Minimum array length: 1
kafka_acls
KafkaAclModel · object[] | null
whitelist_ips
string | null
kafka_config
ProjectKeyKafkaConfig · object

Add Kafka access to a PK that currently has none. Only valid when the PK has no Kafka user yet.

kafka_password
string | null

Rotate the Kafka SASL password for an existing Kafka user. PK must have kafka_username.
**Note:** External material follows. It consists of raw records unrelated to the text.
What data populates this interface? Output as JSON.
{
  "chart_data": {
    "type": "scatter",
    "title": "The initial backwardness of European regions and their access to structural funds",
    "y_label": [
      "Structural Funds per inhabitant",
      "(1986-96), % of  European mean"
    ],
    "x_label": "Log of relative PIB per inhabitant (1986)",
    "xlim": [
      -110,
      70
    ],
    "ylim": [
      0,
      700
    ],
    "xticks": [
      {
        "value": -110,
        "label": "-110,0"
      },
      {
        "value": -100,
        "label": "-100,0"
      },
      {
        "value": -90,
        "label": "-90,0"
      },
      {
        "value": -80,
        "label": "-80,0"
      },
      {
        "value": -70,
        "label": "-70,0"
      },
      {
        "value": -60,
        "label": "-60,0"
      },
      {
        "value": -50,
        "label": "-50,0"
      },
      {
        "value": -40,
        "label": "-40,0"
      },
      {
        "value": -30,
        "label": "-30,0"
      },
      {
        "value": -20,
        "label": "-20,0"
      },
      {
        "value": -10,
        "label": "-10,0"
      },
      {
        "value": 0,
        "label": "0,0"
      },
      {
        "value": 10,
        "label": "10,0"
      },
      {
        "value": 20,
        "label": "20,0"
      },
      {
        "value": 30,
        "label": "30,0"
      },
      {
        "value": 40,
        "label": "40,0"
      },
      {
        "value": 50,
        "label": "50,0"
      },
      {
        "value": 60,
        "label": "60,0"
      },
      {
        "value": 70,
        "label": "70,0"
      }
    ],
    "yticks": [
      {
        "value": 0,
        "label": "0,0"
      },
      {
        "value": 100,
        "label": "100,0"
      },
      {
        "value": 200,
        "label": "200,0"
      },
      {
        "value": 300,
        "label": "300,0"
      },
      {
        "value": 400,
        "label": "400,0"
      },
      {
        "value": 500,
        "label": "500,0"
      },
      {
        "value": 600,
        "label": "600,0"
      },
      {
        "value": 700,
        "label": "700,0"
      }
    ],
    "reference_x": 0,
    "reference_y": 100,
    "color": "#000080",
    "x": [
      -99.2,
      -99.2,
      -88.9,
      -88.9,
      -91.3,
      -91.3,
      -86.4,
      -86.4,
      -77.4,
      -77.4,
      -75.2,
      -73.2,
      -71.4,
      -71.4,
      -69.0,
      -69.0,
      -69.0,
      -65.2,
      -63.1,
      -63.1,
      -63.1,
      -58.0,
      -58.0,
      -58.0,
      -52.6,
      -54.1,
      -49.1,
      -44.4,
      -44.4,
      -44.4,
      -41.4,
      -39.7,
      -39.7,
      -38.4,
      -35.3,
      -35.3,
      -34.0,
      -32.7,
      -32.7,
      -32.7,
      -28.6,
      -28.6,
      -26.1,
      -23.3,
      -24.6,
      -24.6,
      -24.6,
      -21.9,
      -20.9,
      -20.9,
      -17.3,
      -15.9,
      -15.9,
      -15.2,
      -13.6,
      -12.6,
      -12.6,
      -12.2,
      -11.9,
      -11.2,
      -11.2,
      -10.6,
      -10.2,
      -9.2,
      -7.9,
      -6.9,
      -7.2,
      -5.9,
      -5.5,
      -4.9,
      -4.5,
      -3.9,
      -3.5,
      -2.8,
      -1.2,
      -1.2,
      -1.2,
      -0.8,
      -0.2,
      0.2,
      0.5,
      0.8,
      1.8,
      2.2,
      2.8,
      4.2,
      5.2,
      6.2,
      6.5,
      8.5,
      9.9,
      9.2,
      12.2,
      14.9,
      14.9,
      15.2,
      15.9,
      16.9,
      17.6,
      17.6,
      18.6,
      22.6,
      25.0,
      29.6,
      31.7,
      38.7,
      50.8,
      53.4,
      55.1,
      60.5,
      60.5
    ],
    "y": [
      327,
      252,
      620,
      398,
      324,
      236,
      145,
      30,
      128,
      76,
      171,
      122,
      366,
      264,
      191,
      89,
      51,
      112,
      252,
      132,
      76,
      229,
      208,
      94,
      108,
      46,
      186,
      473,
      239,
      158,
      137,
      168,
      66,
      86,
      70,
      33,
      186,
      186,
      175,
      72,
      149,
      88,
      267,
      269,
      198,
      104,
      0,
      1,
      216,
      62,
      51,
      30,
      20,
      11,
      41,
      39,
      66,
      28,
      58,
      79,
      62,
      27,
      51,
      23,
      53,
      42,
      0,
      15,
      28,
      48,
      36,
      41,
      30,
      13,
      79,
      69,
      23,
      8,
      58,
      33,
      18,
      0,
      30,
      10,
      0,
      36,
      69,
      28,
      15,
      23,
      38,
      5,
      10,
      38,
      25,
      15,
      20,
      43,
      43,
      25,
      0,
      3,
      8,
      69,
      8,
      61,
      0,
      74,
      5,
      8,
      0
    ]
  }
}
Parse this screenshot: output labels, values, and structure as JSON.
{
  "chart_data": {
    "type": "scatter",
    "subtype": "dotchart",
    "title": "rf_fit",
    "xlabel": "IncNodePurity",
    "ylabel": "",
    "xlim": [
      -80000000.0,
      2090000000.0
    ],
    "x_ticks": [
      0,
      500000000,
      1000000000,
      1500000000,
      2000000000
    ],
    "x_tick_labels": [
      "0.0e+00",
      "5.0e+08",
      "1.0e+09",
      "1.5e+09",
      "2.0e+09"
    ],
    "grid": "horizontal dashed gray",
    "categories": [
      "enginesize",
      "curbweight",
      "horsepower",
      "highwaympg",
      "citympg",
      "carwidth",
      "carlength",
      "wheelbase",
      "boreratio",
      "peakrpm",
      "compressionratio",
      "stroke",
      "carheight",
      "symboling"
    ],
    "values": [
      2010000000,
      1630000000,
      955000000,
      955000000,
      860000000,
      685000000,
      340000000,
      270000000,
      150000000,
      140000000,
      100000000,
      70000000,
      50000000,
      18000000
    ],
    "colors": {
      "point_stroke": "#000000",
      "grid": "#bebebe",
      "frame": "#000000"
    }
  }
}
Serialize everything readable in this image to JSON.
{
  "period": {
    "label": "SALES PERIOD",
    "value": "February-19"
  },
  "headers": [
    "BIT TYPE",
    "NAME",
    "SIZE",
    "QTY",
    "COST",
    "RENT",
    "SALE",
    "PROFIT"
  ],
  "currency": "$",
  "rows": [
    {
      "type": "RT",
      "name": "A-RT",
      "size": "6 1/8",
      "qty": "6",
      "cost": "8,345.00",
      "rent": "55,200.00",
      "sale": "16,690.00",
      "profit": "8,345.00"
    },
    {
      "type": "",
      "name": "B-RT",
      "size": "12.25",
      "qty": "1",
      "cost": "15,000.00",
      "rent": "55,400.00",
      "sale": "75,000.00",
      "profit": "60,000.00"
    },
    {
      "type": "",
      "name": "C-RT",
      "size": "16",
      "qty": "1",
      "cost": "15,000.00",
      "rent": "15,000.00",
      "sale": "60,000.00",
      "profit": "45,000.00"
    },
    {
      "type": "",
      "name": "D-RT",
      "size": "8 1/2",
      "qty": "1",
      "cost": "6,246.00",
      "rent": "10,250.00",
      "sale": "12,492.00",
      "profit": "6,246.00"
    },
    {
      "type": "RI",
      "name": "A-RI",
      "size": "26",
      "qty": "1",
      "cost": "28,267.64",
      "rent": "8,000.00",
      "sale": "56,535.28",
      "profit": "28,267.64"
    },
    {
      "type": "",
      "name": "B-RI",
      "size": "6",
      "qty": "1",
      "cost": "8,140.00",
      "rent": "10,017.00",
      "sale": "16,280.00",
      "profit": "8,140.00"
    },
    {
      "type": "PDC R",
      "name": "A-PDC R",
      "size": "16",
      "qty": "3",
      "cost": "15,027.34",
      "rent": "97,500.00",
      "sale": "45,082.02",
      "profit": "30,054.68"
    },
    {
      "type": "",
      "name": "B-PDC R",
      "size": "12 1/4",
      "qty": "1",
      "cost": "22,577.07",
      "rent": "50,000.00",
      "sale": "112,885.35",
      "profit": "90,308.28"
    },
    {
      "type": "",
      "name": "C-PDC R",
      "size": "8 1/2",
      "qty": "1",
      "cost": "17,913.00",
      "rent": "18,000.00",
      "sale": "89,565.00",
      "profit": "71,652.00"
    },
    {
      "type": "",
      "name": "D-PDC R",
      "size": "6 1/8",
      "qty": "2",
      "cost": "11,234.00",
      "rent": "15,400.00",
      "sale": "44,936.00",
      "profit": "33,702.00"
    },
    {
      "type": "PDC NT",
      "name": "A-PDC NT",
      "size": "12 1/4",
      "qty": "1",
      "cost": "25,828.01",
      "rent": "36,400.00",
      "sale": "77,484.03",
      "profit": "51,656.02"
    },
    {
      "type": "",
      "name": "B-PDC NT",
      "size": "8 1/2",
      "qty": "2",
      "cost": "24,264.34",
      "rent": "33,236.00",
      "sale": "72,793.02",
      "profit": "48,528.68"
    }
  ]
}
Required string length: 12 - 128
tool_profile
enum<string> | null
Available options:
full,
read-only,
agent-operator,
infra-admin
allowed_tools
string[] | null
blocked_tools
string[] | null

Response

Successful Response

Response for PATCH /project-keys/{id}.

Extends the summary with plaintext secrets when an additive capability transition occurred. For regular updates (no capability change), both new_api_credentials and new_kafka_credentials are None.

id
string
required
name
string
required
service_id
string
required
status
string
required
description
string | null
created_at
string<date-time> | null
created_by_user
User · object
api_client_id
string | null
api_client_id_masked_secret
string | null
kafka_username
string | null
roles
Role · object[]
last_used_at
string<date-time> | null
tool_profile
enum<string> | null
Available options:
full,
read-only,
agent-operator,
infra-admin
allowed_tools
string[] | null
blocked_tools
string[] | null
new_api_credentials
ProjectKeyApiCredentials · object

Present only when API credentials were ADDED to a Kafka-only PK. Contains the plaintext client_secret — shown only once.

new_kafka_credentials
ProjectKeyKafkaCredentials · object

Present only when Kafka access was ADDED to an API-only PK. Contains the plaintext Kafka password — shown only once.

token_ttl_seconds
integer

Current Frontegg JWT TTL in seconds (dynamic). Used by the frontend to compute how long role changes take to propagate.

warnings
string[]

Non-blocking informational messages the frontend should surface to the user after the update (e.g. 'role changes take effect within X hours'). Empty list when there is nothing to warn about.